At Villa, O'Leary does not have the resources to buy what Broomfield terms "top-dollar players", such as Ridsdale sanctioned at Leeds with shocking consequences. They certainly cannot compete with Chelsea since Roman Abramovich began throwing his money around.

But last season, O'Leary and Broomfield's first at Villa, the side rose from 16th to sixth, proving the Irishman was no mere "spending manager". "As far as David was aware, the cash was there to spend [at Leeds]," asserts Broomfield. "He didn't know it was all geared to reaching the Champions' League. People talk about what we spent but they forget the value of the squad before the market crashed. We turned down £20m for Mark Viduka and they got £30m for Rio Ferdinand.

"The players we brought in at Villa last season - Thomas Sorensen, Gavin McCann and Nolberto Solano - didn't cost massive amounts, but they all came off. We added Martin Laursen, Carlton Cole [from Chelsea], Vaclav Drobny [Strasbourg] and Mathieu Berson [Nantes] this summer, but also let lots of players go. We're still short of numbers, and you never stop looking for that extra quality to help you attack the big boys.

"We try to find players who are bronze or silver and turn them into silver and gold. We did it at Leeds with Olivier Dacourt, Michael Bridges and Eirik Bakke. But it's becoming harder to find players in this country. For a similar price to someone from the lower divisions you can take the best of the Dutch, Czech or French Under-21s.

"The crucial thing is not so much what you bring into a club. It's what you keep out. Villa have probably spent £50m in recent years on players they got nothing back on: Stan Collymore, Bosko Balaban, John Fashanu and so on."

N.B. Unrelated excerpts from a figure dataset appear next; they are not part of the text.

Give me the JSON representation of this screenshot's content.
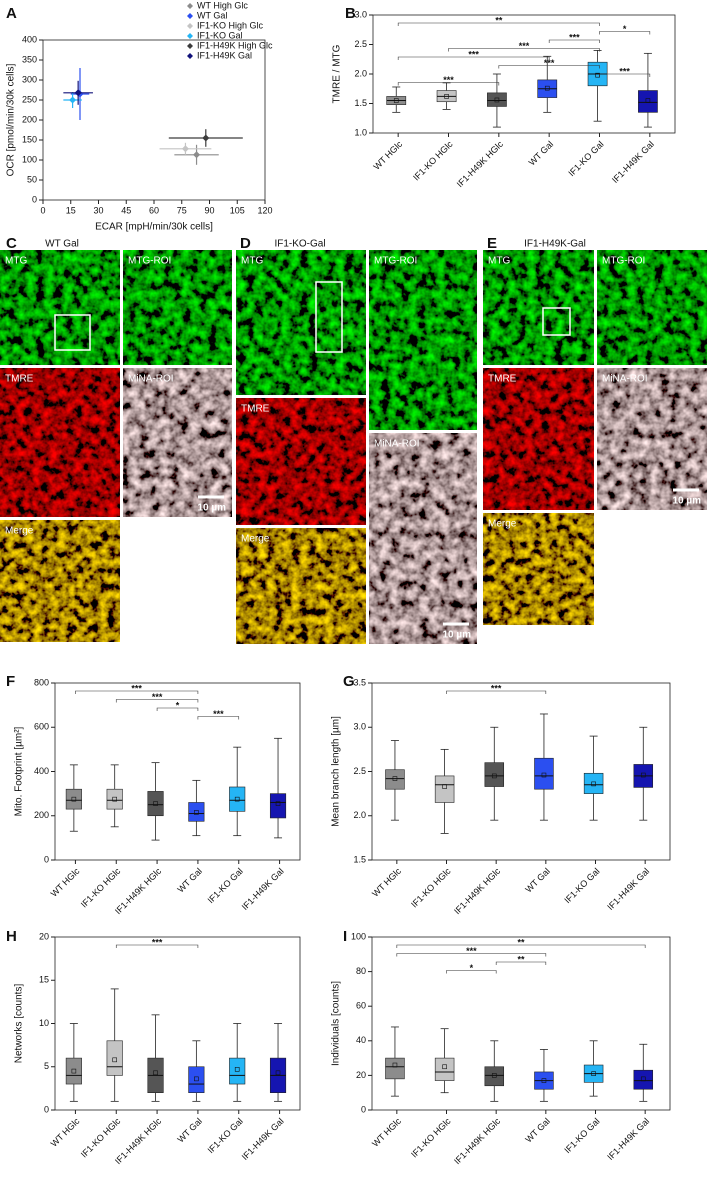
{
  "chart_data": [
    {
      "type": "scatter",
      "panel": "A",
      "xlabel": "ECAR [mpH/min/30k cells]",
      "ylabel": "OCR [pmol/min/30k cells]",
      "xlim": [
        0,
        120
      ],
      "xticks": [
        0,
        15,
        30,
        45,
        60,
        75,
        90,
        105,
        120
      ],
      "ylim": [
        0,
        400
      ],
      "yticks": [
        0,
        50,
        100,
        150,
        200,
        250,
        300,
        350,
        400
      ],
      "legend": "upper right",
      "series": [
        {
          "name": "WT High Glc",
          "color": "#8c8c8c",
          "x": [
            83
          ],
          "y": [
            113
          ],
          "xerr": [
            12
          ],
          "yerr": [
            25
          ]
        },
        {
          "name": "WT Gal",
          "color": "#2b4ff0",
          "x": [
            20
          ],
          "y": [
            265
          ],
          "xerr": [
            5
          ],
          "yerr": [
            65
          ]
        },
        {
          "name": "IF1-KO High Glc",
          "color": "#c4c4c4",
          "x": [
            77
          ],
          "y": [
            128
          ],
          "xerr": [
            14
          ],
          "yerr": [
            15
          ]
        },
        {
          "name": "IF1-KO Gal",
          "color": "#25b5f5",
          "x": [
            16
          ],
          "y": [
            250
          ],
          "xerr": [
            5
          ],
          "yerr": [
            20
          ]
        },
        {
          "name": "IF1-H49K High Glc",
          "color": "#3c3c3c",
          "x": [
            88
          ],
          "y": [
            155
          ],
          "xerr": [
            20
          ],
          "yerr": [
            22
          ]
        },
        {
          "name": "IF1-H49K Gal",
          "color": "#11127a",
          "x": [
            19
          ],
          "y": [
            268
          ],
          "xerr": [
            8
          ],
          "yerr": [
            30
          ]
        }
      ]
    },
    {
      "type": "box",
      "panel": "B",
      "ylabel": "TMRE / MTG",
      "categories": [
        "WT HGlc",
        "IF1-KO HGlc",
        "IF1-H49K HGlc",
        "WT Gal",
        "IF1-KO Gal",
        "IF1-H49K Gal"
      ],
      "colors": [
        "#8c8c8c",
        "#c4c4c4",
        "#555555",
        "#2b4ff0",
        "#25b5f5",
        "#1515b0"
      ],
      "ylim": [
        1,
        3
      ],
      "yticks": [
        {
          "value": 1,
          "label": "1.0"
        },
        1.5,
        {
          "value": 2,
          "label": "2.0"
        },
        2.5,
        {
          "value": 3,
          "label": "3.0"
        }
      ],
      "whisker_low": [
        1.35,
        1.4,
        1.1,
        1.35,
        1.2,
        1.1
      ],
      "q1": [
        1.48,
        1.53,
        1.45,
        1.6,
        1.8,
        1.35
      ],
      "median": [
        1.55,
        1.62,
        1.55,
        1.75,
        2.0,
        1.52
      ],
      "q3": [
        1.62,
        1.72,
        1.68,
        1.9,
        2.2,
        1.72
      ],
      "whisker_high": [
        1.78,
        1.85,
        2.0,
        2.3,
        2.4,
        2.35
      ],
      "mean": [
        1.55,
        1.62,
        1.56,
        1.76,
        1.98,
        1.55
      ],
      "brackets": [
        {
          "between": [
            0,
            4
          ],
          "label": "**"
        },
        {
          "between": [
            4,
            5
          ],
          "label": "*"
        },
        {
          "between": [
            3,
            4
          ],
          "label": "***"
        },
        {
          "between": [
            1,
            4
          ],
          "label": "***"
        },
        {
          "between": [
            0,
            3
          ],
          "label": "***"
        },
        {
          "between": [
            2,
            4
          ],
          "label": "***"
        },
        {
          "between": [
            4,
            5
          ],
          "label": "***"
        },
        {
          "between": [
            0,
            2
          ],
          "label": "***"
        }
      ]
    },
    {
      "type": "box",
      "panel": "F",
      "ylabel": "Mito. Footprint [µm²]",
      "categories": [
        "WT HGlc",
        "IF1-KO HGlc",
        "IF1-H49K HGlc",
        "WT Gal",
        "IF1-KO Gal",
        "IF1-H49K Gal"
      ],
      "colors": [
        "#8c8c8c",
        "#c4c4c4",
        "#555555",
        "#2b4ff0",
        "#25b5f5",
        "#1515b0"
      ],
      "ylim": [
        0,
        800
      ],
      "yticks": [
        0,
        200,
        400,
        600,
        800
      ],
      "whisker_low": [
        130,
        150,
        90,
        110,
        110,
        100
      ],
      "q1": [
        230,
        230,
        200,
        175,
        220,
        190
      ],
      "median": [
        270,
        270,
        250,
        210,
        270,
        260
      ],
      "q3": [
        320,
        320,
        310,
        260,
        330,
        300
      ],
      "whisker_high": [
        430,
        430,
        440,
        360,
        510,
        550
      ],
      "mean": [
        275,
        275,
        255,
        215,
        275,
        255
      ],
      "brackets": [
        {
          "between": [
            0,
            3
          ],
          "label": "***"
        },
        {
          "between": [
            1,
            3
          ],
          "label": "***"
        },
        {
          "between": [
            2,
            3
          ],
          "label": "*"
        },
        {
          "between": [
            3,
            4
          ],
          "label": "***"
        }
      ]
    },
    {
      "type": "box",
      "panel": "G",
      "ylabel": "Mean branch length [µm]",
      "categories": [
        "WT HGlc",
        "IF1-KO HGlc",
        "IF1-H49K HGlc",
        "WT Gal",
        "IF1-KO Gal",
        "IF1-H49K Gal"
      ],
      "colors": [
        "#8c8c8c",
        "#c4c4c4",
        "#555555",
        "#2b4ff0",
        "#25b5f5",
        "#1515b0"
      ],
      "ylim": [
        1.5,
        3.5
      ],
      "yticks": [
        1.5,
        {
          "value": 2,
          "label": "2.0"
        },
        2.5,
        {
          "value": 3,
          "label": "3.0"
        },
        3.5
      ],
      "whisker_low": [
        1.95,
        1.8,
        1.95,
        1.95,
        1.95,
        1.95
      ],
      "q1": [
        2.3,
        2.15,
        2.33,
        2.3,
        2.25,
        2.32
      ],
      "median": [
        2.42,
        2.35,
        2.45,
        2.45,
        2.35,
        2.45
      ],
      "q3": [
        2.52,
        2.45,
        2.6,
        2.65,
        2.48,
        2.58
      ],
      "whisker_high": [
        2.85,
        2.75,
        3.0,
        3.15,
        2.9,
        3.0
      ],
      "mean": [
        2.42,
        2.33,
        2.45,
        2.46,
        2.36,
        2.46
      ],
      "brackets": [
        {
          "between": [
            1,
            3
          ],
          "label": "***"
        }
      ]
    },
    {
      "type": "box",
      "panel": "H",
      "ylabel": "Networks [counts]",
      "categories": [
        "WT HGlc",
        "IF1-KO HGlc",
        "IF1-H49K HGlc",
        "WT Gal",
        "IF1-KO Gal",
        "IF1-H49K Gal"
      ],
      "colors": [
        "#8c8c8c",
        "#c4c4c4",
        "#555555",
        "#2b4ff0",
        "#25b5f5",
        "#1515b0"
      ],
      "ylim": [
        0,
        20
      ],
      "yticks": [
        0,
        5,
        10,
        15,
        20
      ],
      "whisker_low": [
        1,
        1,
        1,
        1,
        1,
        1
      ],
      "q1": [
        3,
        4,
        2,
        2,
        3,
        2
      ],
      "median": [
        4,
        5,
        4,
        3,
        4,
        4
      ],
      "q3": [
        6,
        8,
        6,
        5,
        6,
        6
      ],
      "whisker_high": [
        10,
        14,
        11,
        8,
        10,
        10
      ],
      "mean": [
        4.5,
        5.8,
        4.3,
        3.6,
        4.7,
        4.3
      ],
      "brackets": [
        {
          "between": [
            1,
            3
          ],
          "label": "***"
        }
      ]
    },
    {
      "type": "box",
      "panel": "I",
      "ylabel": "Individuals [counts]",
      "categories": [
        "WT HGlc",
        "IF1-KO HGlc",
        "IF1-H49K HGlc",
        "WT Gal",
        "IF1-KO Gal",
        "IF1-H49K Gal"
      ],
      "colors": [
        "#8c8c8c",
        "#c4c4c4",
        "#555555",
        "#2b4ff0",
        "#25b5f5",
        "#1515b0"
      ],
      "ylim": [
        0,
        100
      ],
      "yticks": [
        0,
        20,
        40,
        60,
        80,
        100
      ],
      "whisker_low": [
        8,
        10,
        5,
        5,
        8,
        5
      ],
      "q1": [
        18,
        17,
        14,
        12,
        16,
        12
      ],
      "median": [
        25,
        22,
        20,
        17,
        21,
        17
      ],
      "q3": [
        30,
        30,
        25,
        22,
        26,
        23
      ],
      "whisker_high": [
        48,
        47,
        40,
        35,
        40,
        38
      ],
      "mean": [
        26,
        25,
        20,
        17,
        21,
        18
      ],
      "brackets": [
        {
          "between": [
            0,
            5
          ],
          "label": "**"
        },
        {
          "between": [
            0,
            3
          ],
          "label": "***"
        },
        {
          "between": [
            2,
            3
          ],
          "label": "**"
        },
        {
          "between": [
            1,
            2
          ],
          "label": "*"
        }
      ]
    }
  ],
  "panels": [
    {
      "letter": "C",
      "title": "WT Gal",
      "images": [
        {
          "label": "MTG"
        },
        {
          "label": "MTG-ROI"
        },
        {
          "label": "TMRE"
        },
        {
          "label": "MiNA-ROI",
          "scale": "10 µm"
        },
        {
          "label": "Merge"
        }
      ]
    },
    {
      "letter": "D",
      "title": "IF1-KO-Gal",
      "images": [
        {
          "label": "MTG"
        },
        {
          "label": "MTG-ROI"
        },
        {
          "label": "TMRE"
        },
        {
          "label": "Merge"
        },
        {
          "label": "MiNA-ROI",
          "scale": "10 µm"
        }
      ]
    },
    {
      "letter": "E",
      "title": "IF1-H49K-Gal",
      "images": [
        {
          "label": "MTG"
        },
        {
          "label": "MTG-ROI"
        },
        {
          "label": "TMRE"
        },
        {
          "label": "MiNA-ROI",
          "scale": "10 µm"
        },
        {
          "label": "Merge"
        }
      ]
    }
  ]
}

The fans have tended to vent their frustration on the veteran chairman, Doug Ellis. Now that they can sense the club advancing again, will O'Leary be able to satisfy expectations? "The competition's very intense," says Broomfield, with Villa again in sixth place. "Even before you get to the big three there's Newcastle and Liverpool.

"I also look at the money Tottenham have splashed out this past year and at what Middlesbrough and Birmingham have spent. They haven't cost big fees, but the wages for people like Viduka and [Muzzy] Izzet will run into millions."

Villa, explains Broomfield, intend to invest prudently and develop home-grown talent. He talks, as if discussing undercover surveillance in his former job, of "proceeding quietly". It would never do for rouble-rich Chelsea and some will say it represents a departure for O'Leary - though the patient stalking of Laursen flies in the face of lazy stereotypes.